Le président de la séance, Tarek Fetiti, a fait savoir que la loi adoptée entre vigueur à l’issue du vote, évitant ainsi le piège de sa non-publication éventuelle au journal officiel de la République tunisienne.
Malgré ses mises en garde contre toute décision émanant de ce parlement qui « est nulle et non avenue », le président de la république n’a pas hésité de passer de la parole à l’action.
Il a présidé au cours de la même journée une réunion d’urgence du conseil de sécurité nationale, reçu la cheffe de gouvernement et la ministre de la justice, qualifiant cette réunion « de tentative de coup d’état avortée », d’ »illégale » et d’ »atteinte à la sécurité intérieure et extérieure du pays« .
Dans la foulée, il a annoncé que les organisateurs de cette réunion répondront de leurs actes et feront objet de poursuites judiciaires.
Visiblement irrité et en colère, le chef de l’Etat tunisien s’est exclamé à l’adresse des membres du conseil national de la sécurité dont la cheffe de gouvernement : « Pourquoi ils redoutent le référendum, les élections et le recours à la légitimité du peuple ? ».
Pour lui, ces députés ont perdu toute légitimité, toute crédibilité et leur action procède plutôt d’un esprit confrériste que d’une réelle volonté de sauver la démocratie ou les droits et libertés.
Tout en accusant les députés de comploteurs contre la sûreté nationale, il a soutenu qu’il s’agit d’une violation flagrante de la loi annonçant avoir appelé la ministre de la Justice à ouvrir une enquête judiciaire au sujet de ces agissements irresponsables.

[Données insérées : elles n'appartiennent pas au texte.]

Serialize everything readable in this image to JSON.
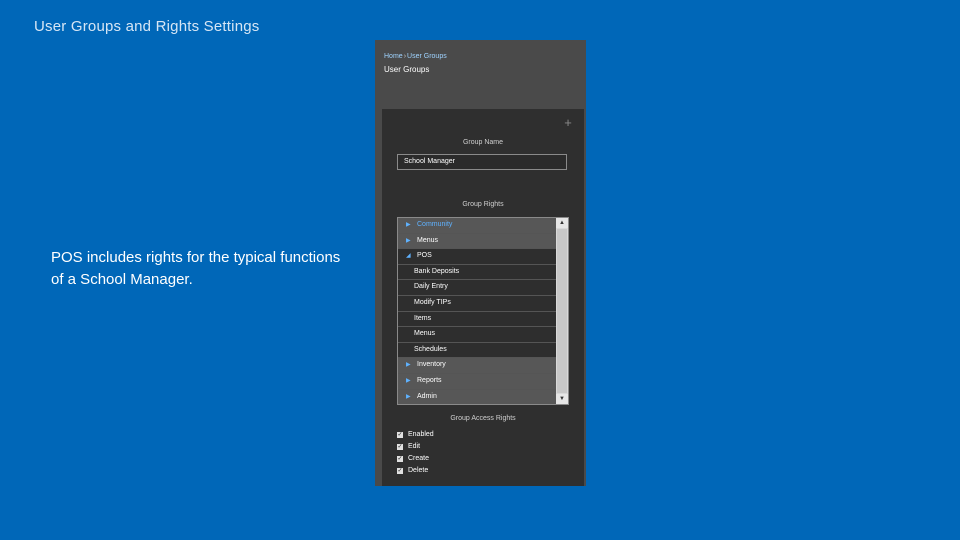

Le président de la république a tenu en même temps à rassurer les Tunisiens affirmant que « leurs décisions n’ont aucune valeur et qu’il n’existe qu’une seule légitimité dans le pays et qu’ils ne parviendront jamais à diviser les Tunisiens et à semer la zizanie ».
Il a fait savoir qu’ils essayent de jouer le rôle de la victime, au moment où ils sont les responsables des malheurs des Tunisiens et les pires ennemis des droits et libertés. D’où la nécessité, selon lui, d’agir vigoureusement pour sauvegarder l’Etat, les institutions et la volonté populaire.
Au regard de la nouvelle donne, les experts de la scène politique tunisienne estiment que la manœuvre des députés consiste à exercer une pression et à mener une guerre psychologique sur les pouvoirs pour les désarçonner.
Cette manœuvre vise également à permettre à certains élus de se redonner une nouvelle légitimité tout en cherchant à capoter le processus présidentiel qui doit déboucher en décembre prochain à l’organisation de nouvelles élections législatives.